Kadiv Humas Polri Irjen M Iqbal mengungkapkan bahwa kasus tersebut ditangani langsung oleh Polda Metro Jaya. Total sudah ada delapan tersangka yang ditangkap. ’’Perkara kasus membawa, menyimpan, menguasai, dan menyembunyikan senjata api tanpa izin dengan motif permufakatan jahat untuk melakukan perencanaan pembunuhan,’’ terang dia di kantor Kemenko Polhukam Selasa (11/6/2019).
Dalam kesempatan tersebut, turut hadir Wadirreskrimum Polda Metro Jaya AKBP Ade Ary Syam Indradi. Dia menjelaskan perkembangan penanganan kasus tersebut. Menurut Ade, kasus itu ditangani berdasar pasal 88 dalam KUHP, juga pasal 1, yang tertuang dalam UU Darurat tahun 1951. Ancaman pidana bagi pelakunya adalah bui seumur hidup.
Mulai penangkapan enam tersangka sampai penangkapan terhadap mantan Kepala Staf Kostrad Mayjen TNI (pur) Kivlan Zen dan Habil Marati, politikus Partai Persatuan Pembangunan. ’’HM (Habil Marati) ditangkap di rumahnya pada Rabu 29 Mei 2019,’’ terang Ade. Penyidik pun sudah berhasil menggali peran setiap tersangka.
Ade menjelaskan, berdasar fakta-fakta yang ditemukan, ada sejumlah petunjuk.
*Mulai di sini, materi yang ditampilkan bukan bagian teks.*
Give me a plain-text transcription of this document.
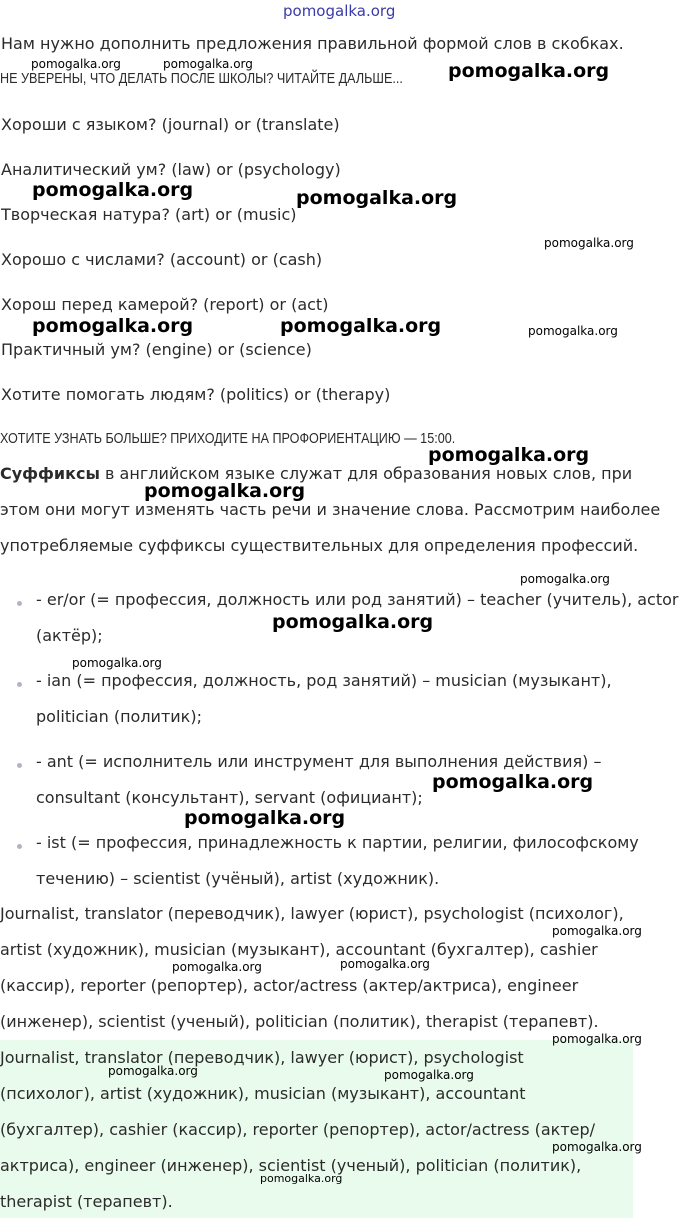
pomogalka.org
Нам нужно дополнить предложения правильной формой слов в скобках.
НЕ УВЕРЕНЫ, ЧТО ДЕЛАТЬ ПОСЛЕ ШКОЛЫ? ЧИТАЙТЕ ДАЛЬШЕ...
Хороши с языком? (journal) or (translate)
Аналитический ум? (law) or (psychology)
Творческая натура? (art) or (music)
Хорошо с числами? (account) or (cash)
Хорош перед камерой? (report) or (act)
Практичный ум? (engine) or (science)
Хотите помогать людям? (politics) or (therapy)
ХОТИТЕ УЗНАТЬ БОЛЬШЕ? ПРИХОДИТЕ НА ПРОФОРИЕНТАЦИЮ — 15:00.
Суффиксы в английском языке служат для образования новых слов, при этом они могут изменять часть речи и значение слова. Рассмотрим наиболее употребляемые суффиксы существительных для определения профессий.
- er/or (= профессия, должность или род занятий) – teacher (учитель), actor (актёр);
- ian (= профессия, должность, род занятий) – musician (музыкант), politician (политик);
- ant (= исполнитель или инструмент для выполнения действия) – consultant (консультант), servant (официант);
- ist (= профессия, принадлежность к партии, религии, философскому течению) – scientist (учёный), artist (художник).
Journalist, translator (переводчик), lawyer (юрист), psychologist (психолог), artist (художник), musician (музыкант), accountant (бухгалтер), cashier (кассир), reporter (репортер), actor/actress (актер/актриса), engineer (инженер), scientist (ученый), politician (политик), therapist (терапевт).
Journalist, translator (переводчик), lawyer (юрист), psychologist (психолог), artist (художник), musician (музыкант), accountant (бухгалтер), cashier (кассир), reporter (репортер), actor/actress (актер/актриса), engineer (инженер), scientist (ученый), politician (политик), therapist (терапевт).
pomogalka.org	pomogalka.org	pomogalka.org
pomogalka.org	pomogalka.org
pomogalka.org
pomogalka.org	pomogalka.org	pomogalka.org
pomogalka.org
pomogalka.org
pomogalka.org
pomogalka.org
pomogalka.org
pomogalka.org
pomogalka.org
pomogalka.org
pomogalka.org	pomogalka.org
pomogalka.org
pomogalka.org	pomogalka.org
pomogalka.org
pomogalka.org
Pihaknya mendapati persesuaian antara satu saksi dan saksi lainnya. ’’Mereka bermufakat untuk melakukan pembunuhan berencana terhadap empat tokoh nasional dan satu direktur eksekutif Charta Politika,’’ terangnya.
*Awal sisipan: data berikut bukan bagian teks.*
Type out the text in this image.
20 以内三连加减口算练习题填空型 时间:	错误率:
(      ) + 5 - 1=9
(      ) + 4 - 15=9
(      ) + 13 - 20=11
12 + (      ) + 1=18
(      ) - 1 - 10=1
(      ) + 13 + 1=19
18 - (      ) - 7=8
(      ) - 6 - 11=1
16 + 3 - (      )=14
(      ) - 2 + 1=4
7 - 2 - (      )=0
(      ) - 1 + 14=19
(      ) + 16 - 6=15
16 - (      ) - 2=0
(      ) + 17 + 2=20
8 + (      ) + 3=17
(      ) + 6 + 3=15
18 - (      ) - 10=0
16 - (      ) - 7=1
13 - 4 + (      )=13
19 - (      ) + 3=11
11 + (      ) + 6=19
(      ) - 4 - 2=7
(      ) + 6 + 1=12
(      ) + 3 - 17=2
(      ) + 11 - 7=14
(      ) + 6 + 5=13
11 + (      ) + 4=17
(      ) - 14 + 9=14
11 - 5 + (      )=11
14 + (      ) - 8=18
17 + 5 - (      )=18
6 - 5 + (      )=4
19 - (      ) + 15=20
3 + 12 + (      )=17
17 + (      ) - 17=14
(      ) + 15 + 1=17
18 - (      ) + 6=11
Perwira menengah Polri itu pun membeberkan temuan yang berkaitan dengan para tersangka. Ade menuturkan, Kivlan yang ditangkap 29 Mei lalu punya peran memerintah tersangka HK alias I dan AZ. Mereka diminta mencari eksekutor dalam rencana pembunuhan yang sudah disusun. ’’Peran selanjutnya memberikan uang Rp150 juta kepada HK alis I untuk membeli beberapa pucuk senjata api,’’ ujar dia.
Perintah itu lantas dilaksanakan HK. Dia membeli empat pucuk senjata api. Namun, lanjut Ade, Kivlan kembali meminta HK membeli satu senjata api lainnya lantaran yang sudah ada dianggap belum memenuhi standar.
Tidak sampai di situ, Kivlan turut memberikan tugas operasi sekaligus menunjukkan target yang sudah ada. ’’Yaitu, empat orang tokoh nasional dan pimpinan lembaga survei,’’ ungkapnya.